Projeto irá classificar tintas decorativas
PUBLICAÇÃO
domingo, 07 de janeiro de 2001
Da Redação 
A preocupação com a qualidade das tintas imobiliárias atualmente disponíveis no mercado brasileiro chegou ao Pain Quality Institute (PQI), instituto formado nos Estados Unidos e que se estabeleceu no Brasil no início do ano passado com o objetivo de instruir profissionais da área de construção a respeito da eficácia de tintas de alta qualidade.
Pesquisas realizadas pelo instituto indicam que o consumidor brasileiro mostra-se confuso com o que está sendo oferecido, revelando indecisão frente aos produtos que prometem o mesmo que as marcas tradicionais, só que a preços incrivelmente menores. As chamadas tintas econômicas lançadas pelas grandes indústrias, dispensam embalagens sofisticadas, não exigem grande variedade de cores e não recebem grandes investimentos em publicidade e, por isso, podem ser comercializadas a preços menores. Nem por isso, no entanto, são necessariamente de qualidade inferior.
De acordo com um estudo do PQI, publicado na edição de dezembro do informativo Suvinil Express (da Basf), muitos consumidores brasileiros arriscam no mais barato, mas arrependem-se depois. Dentre esses, a maioria afirma não ter a intenção de repetir a experiência.

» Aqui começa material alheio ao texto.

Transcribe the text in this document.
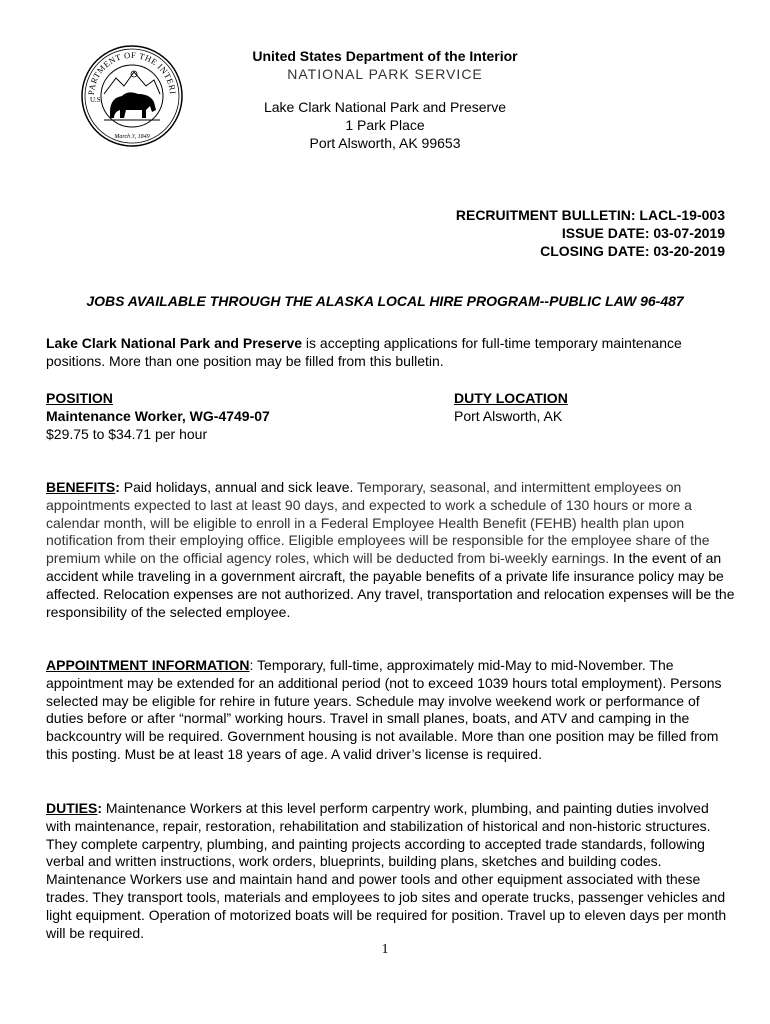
PARTMENT OF THE INTERI
U.S.
March 3, 1849
United States Department of the Interior
NATIONAL PARK SERVICE
Lake Clark National Park and Preserve
1 Park Place
Port Alsworth, AK 99653
RECRUITMENT BULLETIN: LACL-19-003
ISSUE DATE: 03-07-2019
CLOSING DATE: 03-20-2019
JOBS AVAILABLE THROUGH THE ALASKA LOCAL HIRE PROGRAM--PUBLIC LAW 96-487
Lake Clark National Park and Preserve is accepting applications for full-time temporary maintenance positions. More than one position may be filled from this bulletin.
POSITION
Maintenance Worker, WG-4749-07
$29.75 to $34.71 per hour
DUTY LOCATION
Port Alsworth, AK
BENEFITS: Paid holidays, annual and sick leave. Temporary, seasonal, and intermittent employees on appointments expected to last at least 90 days, and expected to work a schedule of 130 hours or more a calendar month, will be eligible to enroll in a Federal Employee Health Benefit (FEHB) health plan upon notification from their employing office. Eligible employees will be responsible for the employee share of the premium while on the official agency roles, which will be deducted from bi-weekly earnings. In the event of an accident while traveling in a government aircraft, the payable benefits of a private life insurance policy may be affected. Relocation expenses are not authorized. Any travel, transportation and relocation expenses will be the responsibility of the selected employee.
APPOINTMENT INFORMATION: Temporary, full-time, approximately mid-May to mid-November. The appointment may be extended for an additional period (not to exceed 1039 hours total employment). Persons selected may be eligible for rehire in future years. Schedule may involve weekend work or performance of duties before or after “normal” working hours. Travel in small planes, boats, and ATV and camping in the backcountry will be required. Government housing is not available. More than one position may be filled from this posting. Must be at least 18 years of age. A valid driver’s license is required.
DUTIES: Maintenance Workers at this level perform carpentry work, plumbing, and painting duties involved with maintenance, repair, restoration, rehabilitation and stabilization of historical and non-historic structures. They complete carpentry, plumbing, and painting projects according to accepted trade standards, following verbal and written instructions, work orders, blueprints, building plans, sketches and building codes. Maintenance Workers use and maintain hand and power tools and other equipment associated with these trades. They transport tools, materials and employees to job sites and operate trucks, passenger vehicles and light equipment. Operation of motorized boats will be required for position. Travel up to eleven days per month will be required.
1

Jeferson Nunes, gerente regional do PQI, explica que o que motiva esse consumidor é a satisfação momentânea gerada pela crença de estar fazendo um bom negócio sensação que se desfaz tão logo ele percebe que terá que repintar o imóvel muito antes do que imaginava. Em contrapartirda, a tinta de qualidade é um investimento que se paga com o tempo. Ela proporciona durabilidade, rendimento maior e cobertura melhor, argumenta Nunes. E como o custo da mão-de-obra costuma representar até três vezes o preço da tinta, a economia obtida pelo consumidor serão tão maior quanto mais tempo durar a pintura, completa.
Para a Abrafati-Associação Brasileira dos Fabricantes de Tintas existe uma certa confusão de categorias dos produtos no mercado de tintas imobiliárias. Dilson Ferreira, presidente executivo da entidade, diz que uma das soluções para o problema pode estar na recente decisão da Abrafati de criar normas que fixem parâmetros minimamente aceitáveis para a produção de tintas no País. A entidade já está trabalhando com a ABNT-Associação Brasileira de Normas Técnicas nesse sentido. O objetivo final é normatizar o mercado e, posteriormente adotar um programa de combate à não-conformidade.
Em sua primeira etapa (já em andamento) o projeto envolve a criação de 39 diferentes métodos de testes para classificar as tintas produzidas no Brasil. Eles visarão resistência, lavabilidade e capacidade de cobertura. Assim que estiverem concluídos, serão aplicados, inicialmente, às tintas econômicas estendendo-se depois a todas as outras. A classificação de conformidade será feita de acordo com a tinta, não com o fabricante.